Mais pour atteindre ce dernier objectif, il fallait obtenir des volumes et une qualité de production suffisamment intéressants pour accéder à des marchés d’exportation dans les pays de la région. Les priorités du projet ont finalement été dirigées en bonne partie vers le renforcement des capacités techniques des coopératives elles-mêmes, notamment des capacités de création et de gestion d’une entreprise commerciale.
Les résultats, sur 10 ans, furent probants : plus de 1 000 familles de 93 communautés dans huit municipalités du Sud-Est de la Bolivie ont doublé leurs revenus grâce à la diversification de leur production agricole. D’autre part, le nombre d’agriculteurs membres de ces coopératives n’a cessé de croître. De plus la certification «bio» a permis de commercialiser leurs produits sur des marchés de niche. Ainsi, la coopérative commerciale créée est devenue la principale entreprise exportatrice de produits agroalimentaires de la région avec des exportations en Uruguay, en Argentine et au Brésil. Des études de marché et des essais se poursuivent aujourd’hui pour étendre la production à d’autres herbes aromatiques telles que le thym, le cumin et l’anis, ainsi qu’à des essences dérivées de ces plantes.
En 2005, la Fondation Valles, SOCODEVI et Agrocentral ont ainsi créé une coentreprise «Unidad de Negocios de Especias y Condimentos» (UNEC) qui a pris en charge la production, la transformation et la commercialisation de l’origan et des autres épices cultivées par les agriculteurs membres des coopératives concernées.

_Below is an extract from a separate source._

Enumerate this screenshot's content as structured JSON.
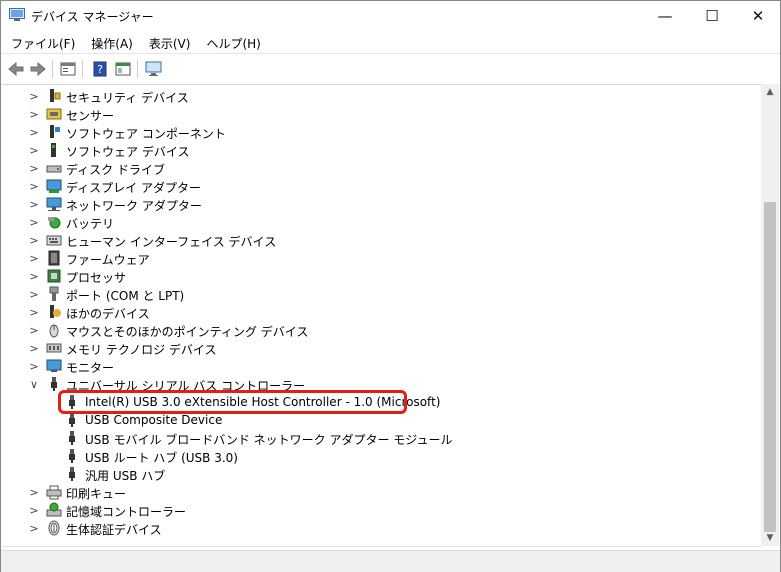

C’est ainsi que la combinaison d’une participation active des dirigeants coopératifs, la volonté des agriculteurs ainsi que l’appui de SOCODEVI et de la Fondation Valles,une ONG bolivienne intervenant dans le développement rural participatif, a rendu possible la création d’une nouvelle agro-industrie dans cette région de la Bolivie. Ce projet a même décroché, en 2006, le Prix canadien d’excellence en coopération internationale dans la catégorie des projets de renforcement des capacités de petites et moyennes entreprises dans les pays en développement, prix octroyé par l’ACDI et l’Association canadienne des manufacturiers et exportateurs. Le budget de cette réalisation s’élevait à 1,4 millions $ sur une période de 8 ans dans un partenariat de réalisation établi de concert avec Agrocentral et toutes ses coopératives affiliées. Ces dernières années, cinq autres projets, initiés par les mêmes coopératives d’Agrocentral, ont été appuyés, au plan technique et financier, par des coopératives agricoles d’ici membres de SOCODEVI : trois projets de construction de poulaillers de pondeuses et deux autres dans le secteur du porc.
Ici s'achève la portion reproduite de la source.